Magnetized electrons rotate at a specific frequency, and resonantly emit and absorb electromagnetic waves at that same frequency. We use these waves –specifically: microwaves- to stabilize MHD instabilities as well as to start up, heat and diagnose stellarator and tokamak plasmas.
The plasma, however, is a very peculiar optical medium: non-uniform, birefringent, anisotropic, sometimes lossy, it can have index of refraction N<1, strongly decouple phase and group velocity, sustain "backward waves"... To deal with this physics richness, we are developing a new numerical method to reconstruct wave patterns in plasmas. The method is based on the old Huygens’ principle, that treats each wavefront as an array of point-sources and reconstructs the next waveform as the envelope of wavelets emitted by those points. Initial results were obtained in a non-uniform, non-magnetized plasma. As expected, the method is able to model diffraction phenomena such as the finite waist of a Gaussian beam, or diffraction around an obstacle. This capability sets it apart from geometric optics methods. At the same time, we hope to demonstrate that the method is as accurate but not as computationally demanding as state-of-the-art methods in the field, called full-wave codes.

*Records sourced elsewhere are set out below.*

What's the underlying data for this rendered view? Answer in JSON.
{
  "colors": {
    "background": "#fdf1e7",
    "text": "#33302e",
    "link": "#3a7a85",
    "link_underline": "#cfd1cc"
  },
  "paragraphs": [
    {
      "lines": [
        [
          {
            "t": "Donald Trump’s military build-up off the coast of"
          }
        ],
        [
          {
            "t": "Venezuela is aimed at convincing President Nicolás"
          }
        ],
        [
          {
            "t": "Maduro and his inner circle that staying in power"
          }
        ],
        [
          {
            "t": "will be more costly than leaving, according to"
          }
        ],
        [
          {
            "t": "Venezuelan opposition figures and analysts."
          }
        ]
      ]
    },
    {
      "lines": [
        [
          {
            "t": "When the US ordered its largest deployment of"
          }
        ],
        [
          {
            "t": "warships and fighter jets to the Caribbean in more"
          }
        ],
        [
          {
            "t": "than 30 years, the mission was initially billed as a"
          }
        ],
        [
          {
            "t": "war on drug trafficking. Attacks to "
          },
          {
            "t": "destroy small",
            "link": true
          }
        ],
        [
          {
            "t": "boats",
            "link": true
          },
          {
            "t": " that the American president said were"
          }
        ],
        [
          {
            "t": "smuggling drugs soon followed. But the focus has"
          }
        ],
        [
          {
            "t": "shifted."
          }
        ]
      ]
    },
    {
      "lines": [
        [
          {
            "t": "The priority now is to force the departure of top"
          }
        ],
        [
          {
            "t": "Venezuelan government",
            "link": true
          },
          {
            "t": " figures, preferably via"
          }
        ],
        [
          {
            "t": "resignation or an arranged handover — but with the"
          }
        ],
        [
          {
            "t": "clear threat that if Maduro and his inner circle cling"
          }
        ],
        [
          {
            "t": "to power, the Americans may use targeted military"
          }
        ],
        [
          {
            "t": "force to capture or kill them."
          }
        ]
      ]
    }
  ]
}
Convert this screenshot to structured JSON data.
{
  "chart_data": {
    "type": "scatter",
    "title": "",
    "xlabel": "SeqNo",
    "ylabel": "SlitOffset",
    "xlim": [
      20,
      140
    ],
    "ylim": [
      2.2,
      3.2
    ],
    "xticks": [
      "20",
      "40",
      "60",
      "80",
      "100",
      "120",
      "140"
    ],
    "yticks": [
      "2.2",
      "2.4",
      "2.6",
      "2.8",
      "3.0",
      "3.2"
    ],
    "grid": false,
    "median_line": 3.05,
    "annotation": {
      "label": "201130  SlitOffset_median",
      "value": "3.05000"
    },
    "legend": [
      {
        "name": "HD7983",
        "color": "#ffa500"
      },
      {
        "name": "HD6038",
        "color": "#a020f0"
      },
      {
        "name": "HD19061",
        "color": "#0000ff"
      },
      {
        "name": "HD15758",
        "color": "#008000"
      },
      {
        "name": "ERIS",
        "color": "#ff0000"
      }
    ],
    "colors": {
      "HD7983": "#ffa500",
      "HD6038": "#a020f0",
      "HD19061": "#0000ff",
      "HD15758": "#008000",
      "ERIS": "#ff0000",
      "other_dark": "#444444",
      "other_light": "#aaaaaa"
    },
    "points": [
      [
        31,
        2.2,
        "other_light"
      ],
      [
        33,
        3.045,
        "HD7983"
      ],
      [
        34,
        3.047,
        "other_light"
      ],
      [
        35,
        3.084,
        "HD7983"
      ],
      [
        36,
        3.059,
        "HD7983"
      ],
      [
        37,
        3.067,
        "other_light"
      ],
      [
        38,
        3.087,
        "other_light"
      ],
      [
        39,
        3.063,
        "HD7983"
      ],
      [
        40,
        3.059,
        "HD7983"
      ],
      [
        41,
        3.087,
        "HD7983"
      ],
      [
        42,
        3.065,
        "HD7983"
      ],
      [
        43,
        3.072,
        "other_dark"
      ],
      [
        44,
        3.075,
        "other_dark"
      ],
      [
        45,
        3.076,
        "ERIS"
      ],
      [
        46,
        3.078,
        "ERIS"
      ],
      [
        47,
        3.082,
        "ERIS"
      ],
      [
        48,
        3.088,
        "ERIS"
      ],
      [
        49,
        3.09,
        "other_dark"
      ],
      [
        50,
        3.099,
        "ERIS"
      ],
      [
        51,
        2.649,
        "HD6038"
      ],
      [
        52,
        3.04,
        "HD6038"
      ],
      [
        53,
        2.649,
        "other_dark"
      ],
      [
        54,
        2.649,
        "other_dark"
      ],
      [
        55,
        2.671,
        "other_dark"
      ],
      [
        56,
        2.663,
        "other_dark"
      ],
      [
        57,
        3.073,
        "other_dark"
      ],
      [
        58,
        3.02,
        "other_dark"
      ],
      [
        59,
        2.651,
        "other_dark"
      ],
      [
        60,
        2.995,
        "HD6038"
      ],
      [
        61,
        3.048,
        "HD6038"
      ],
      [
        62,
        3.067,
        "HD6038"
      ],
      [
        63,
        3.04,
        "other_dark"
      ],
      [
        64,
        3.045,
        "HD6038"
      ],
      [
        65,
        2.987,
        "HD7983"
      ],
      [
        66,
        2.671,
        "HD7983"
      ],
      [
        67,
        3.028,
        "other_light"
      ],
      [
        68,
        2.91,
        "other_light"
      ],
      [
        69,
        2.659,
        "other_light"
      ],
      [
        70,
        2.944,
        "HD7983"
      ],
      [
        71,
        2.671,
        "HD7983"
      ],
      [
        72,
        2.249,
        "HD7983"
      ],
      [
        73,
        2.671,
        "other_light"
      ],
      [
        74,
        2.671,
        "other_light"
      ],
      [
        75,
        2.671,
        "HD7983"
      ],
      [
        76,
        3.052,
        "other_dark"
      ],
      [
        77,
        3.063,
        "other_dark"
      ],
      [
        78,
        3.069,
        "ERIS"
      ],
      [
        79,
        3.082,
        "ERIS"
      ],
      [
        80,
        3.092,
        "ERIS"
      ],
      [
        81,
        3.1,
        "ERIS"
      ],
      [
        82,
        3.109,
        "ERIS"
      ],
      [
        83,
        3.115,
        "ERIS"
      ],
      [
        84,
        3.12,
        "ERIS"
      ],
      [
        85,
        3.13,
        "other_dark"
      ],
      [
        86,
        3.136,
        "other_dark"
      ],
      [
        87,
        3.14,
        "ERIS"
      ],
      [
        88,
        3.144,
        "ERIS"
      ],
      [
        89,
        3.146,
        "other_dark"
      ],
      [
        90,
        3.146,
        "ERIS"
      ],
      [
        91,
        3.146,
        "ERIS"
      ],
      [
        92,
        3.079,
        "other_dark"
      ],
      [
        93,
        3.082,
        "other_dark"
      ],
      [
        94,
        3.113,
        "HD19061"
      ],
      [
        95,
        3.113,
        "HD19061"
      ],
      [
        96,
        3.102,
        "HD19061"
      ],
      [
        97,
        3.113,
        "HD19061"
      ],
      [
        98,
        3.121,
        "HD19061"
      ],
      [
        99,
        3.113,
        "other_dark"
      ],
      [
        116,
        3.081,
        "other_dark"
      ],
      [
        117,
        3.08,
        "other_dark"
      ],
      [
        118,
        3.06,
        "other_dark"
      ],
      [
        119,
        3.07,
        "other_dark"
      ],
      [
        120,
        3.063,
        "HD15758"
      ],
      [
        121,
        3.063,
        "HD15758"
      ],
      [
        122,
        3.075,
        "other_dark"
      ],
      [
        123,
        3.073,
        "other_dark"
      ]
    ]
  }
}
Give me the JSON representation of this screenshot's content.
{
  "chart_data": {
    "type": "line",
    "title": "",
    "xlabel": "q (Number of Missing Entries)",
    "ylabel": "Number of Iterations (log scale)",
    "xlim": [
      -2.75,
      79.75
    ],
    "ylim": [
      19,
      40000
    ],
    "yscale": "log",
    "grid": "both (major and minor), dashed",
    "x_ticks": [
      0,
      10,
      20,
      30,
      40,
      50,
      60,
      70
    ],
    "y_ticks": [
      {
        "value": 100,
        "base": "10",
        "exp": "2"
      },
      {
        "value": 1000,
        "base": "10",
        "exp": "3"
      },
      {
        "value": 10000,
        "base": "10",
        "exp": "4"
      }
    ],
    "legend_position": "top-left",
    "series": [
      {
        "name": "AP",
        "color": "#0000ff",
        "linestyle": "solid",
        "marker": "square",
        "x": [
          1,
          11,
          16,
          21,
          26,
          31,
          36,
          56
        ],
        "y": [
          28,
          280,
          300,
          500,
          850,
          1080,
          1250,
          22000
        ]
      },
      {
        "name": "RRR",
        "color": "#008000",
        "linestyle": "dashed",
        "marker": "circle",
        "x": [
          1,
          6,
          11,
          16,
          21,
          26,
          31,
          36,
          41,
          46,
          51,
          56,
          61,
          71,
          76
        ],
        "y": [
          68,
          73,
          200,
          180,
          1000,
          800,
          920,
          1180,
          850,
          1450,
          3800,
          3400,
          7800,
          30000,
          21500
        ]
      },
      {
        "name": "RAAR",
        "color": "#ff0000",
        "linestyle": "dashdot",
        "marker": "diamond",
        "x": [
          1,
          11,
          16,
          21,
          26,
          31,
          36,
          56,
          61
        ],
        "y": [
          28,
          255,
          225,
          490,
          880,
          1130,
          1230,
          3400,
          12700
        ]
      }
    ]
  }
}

On a different topic, we patented a metamaterial lens -a special array of metallic and dielectric elements- predicted to exhibit “reverse chromatic aberration”. That is to say, its focal length increases with frequency; no such property is encountered in a convergent lens made of natural materials. The motivation came from the Electron Cyclotron Emission (ECE) technique to measure the plasma temperature. The technique is based on spectral analysis of waves emitted by the plasma. Because spectral components (“colors”) of higher and higher frequency are emitted farther and farther from the ECE receiver, this special lens of reverse chromatic aberration will simultaneously have all frequencies in focus, resulting in maximum spatial resolution. We also ink-jet-printed such lens, using plastic as a dielectric and a special ink containing silver nanoparticles as conductor. We are now in the process of optically testing it in the microwave range. If extended to the visible range, our metamaterial lenses could have game-changing applications to microscopy and satellite imaging.